Теперь у Амбарцумова был новый буффон, и он во мне не нуждался.
* * *
По приезде в Нью-Йорк я тотчас явился к старику Чарских[13]. Его кабинет напоминал выставку подарков. Тут была хохломская балалайка, льняные полотенца с петухами, граненый тульский самовар. Дары третьей волны. Он сидел в вольтеровском кресле за широким столом красного дерева, под портретом царя-мученика, чистый, промытый, моложавый, как будто только что набальзамированный. Вычитывал по мокрой полосе свою статьюшку, разглядывал каждую буковку сквозь тяжелую лупу с советским знаком качества. Когда старик Чарских отдал полосу секретарю, под ней обнаружилась палехская шкатулка, приспособленная для сигар. По черному фону скакал Василий Иванович в бурой бурке на белом коне.
С приходом третьей волны косяком потянулся к старикашке страждущий щелкопер. Но было непонятно, почему Чарских зачислил в штат гнилозубую, бесцветную, как моль, Риту Штоль, писавшую как провинциальная гимназистка, и отказал крепкому профессиональному Поляковскому[14], члену ССП, автору пятнадцати книг.

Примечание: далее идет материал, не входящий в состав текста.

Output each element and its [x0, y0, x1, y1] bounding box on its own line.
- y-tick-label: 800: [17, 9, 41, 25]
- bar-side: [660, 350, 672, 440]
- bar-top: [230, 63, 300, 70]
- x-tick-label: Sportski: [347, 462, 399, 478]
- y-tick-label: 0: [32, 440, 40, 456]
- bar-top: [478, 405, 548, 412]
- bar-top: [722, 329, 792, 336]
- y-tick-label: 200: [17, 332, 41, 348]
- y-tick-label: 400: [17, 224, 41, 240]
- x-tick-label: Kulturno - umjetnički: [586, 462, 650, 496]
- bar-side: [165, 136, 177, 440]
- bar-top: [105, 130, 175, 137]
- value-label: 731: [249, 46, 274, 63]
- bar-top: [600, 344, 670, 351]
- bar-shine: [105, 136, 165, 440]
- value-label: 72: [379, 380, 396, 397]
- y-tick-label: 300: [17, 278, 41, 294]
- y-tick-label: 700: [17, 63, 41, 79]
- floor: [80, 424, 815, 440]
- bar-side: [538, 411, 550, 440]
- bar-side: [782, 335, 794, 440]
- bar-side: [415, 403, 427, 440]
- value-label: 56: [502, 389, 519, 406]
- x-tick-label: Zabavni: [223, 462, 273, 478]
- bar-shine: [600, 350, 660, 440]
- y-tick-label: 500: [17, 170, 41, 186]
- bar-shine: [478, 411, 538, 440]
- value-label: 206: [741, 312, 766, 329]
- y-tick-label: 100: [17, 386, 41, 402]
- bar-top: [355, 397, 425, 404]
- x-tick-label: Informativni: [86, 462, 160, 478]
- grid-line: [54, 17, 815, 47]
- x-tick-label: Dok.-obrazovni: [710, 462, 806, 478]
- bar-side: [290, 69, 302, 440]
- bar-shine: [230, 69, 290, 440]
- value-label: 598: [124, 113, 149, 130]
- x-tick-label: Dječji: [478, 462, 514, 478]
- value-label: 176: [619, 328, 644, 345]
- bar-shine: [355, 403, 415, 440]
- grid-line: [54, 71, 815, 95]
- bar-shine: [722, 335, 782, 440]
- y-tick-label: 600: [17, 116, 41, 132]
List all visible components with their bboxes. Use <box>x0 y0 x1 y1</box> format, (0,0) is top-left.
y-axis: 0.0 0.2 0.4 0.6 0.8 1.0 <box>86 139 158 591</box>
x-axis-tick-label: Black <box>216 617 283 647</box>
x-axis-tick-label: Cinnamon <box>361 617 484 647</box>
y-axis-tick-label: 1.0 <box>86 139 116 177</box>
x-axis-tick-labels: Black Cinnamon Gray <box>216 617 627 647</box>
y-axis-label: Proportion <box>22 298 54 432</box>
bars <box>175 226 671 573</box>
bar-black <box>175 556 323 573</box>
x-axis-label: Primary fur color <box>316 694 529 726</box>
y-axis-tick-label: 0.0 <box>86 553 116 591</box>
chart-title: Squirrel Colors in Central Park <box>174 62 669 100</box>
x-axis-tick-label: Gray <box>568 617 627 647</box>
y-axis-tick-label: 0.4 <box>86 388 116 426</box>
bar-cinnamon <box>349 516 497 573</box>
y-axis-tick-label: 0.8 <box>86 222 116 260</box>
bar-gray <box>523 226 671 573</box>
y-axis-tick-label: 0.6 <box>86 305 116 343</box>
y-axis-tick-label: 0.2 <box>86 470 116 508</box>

Поначалу мне думалось так: я попадаю на свободный рынок труда. Будет буря, мы покажем острие своей шашки. Но до этого даже не дошло. Шахматная доска оказалась такой тесной, на ней толпилось так много фигур, что для правил просто не хватило места. Конь прыгал по прямой, как слон. Ладья выписывала буквы «г». Ферзь выполнял функции пешки, а пешка стала королем. Старик Чарских мне сказал:
– Ступайте-ка учиться на автомеханика, молодой человек. И пишите в нашу газету. Писать нужно не для заработка, а из любви.
После того как он мне отказал, я навострился на радиостанцию «Вольность». Там сидели какие-то невнятные личности. Никто из них за целую жизнь не написал ни единой статьи. Когда я пришел наниматься, дали читануть текст. Потом меня принял человек с желтыми львиными глазами, рыжей гривой до плеч и таким широким носом, что уж совершенно был похож на льва. При этом он не разговаривал, а булькал и сипел, как самовар. У льва была вырвана трахея, на месте которой открывалась кровавая влажная дыра, через нее он и дышал.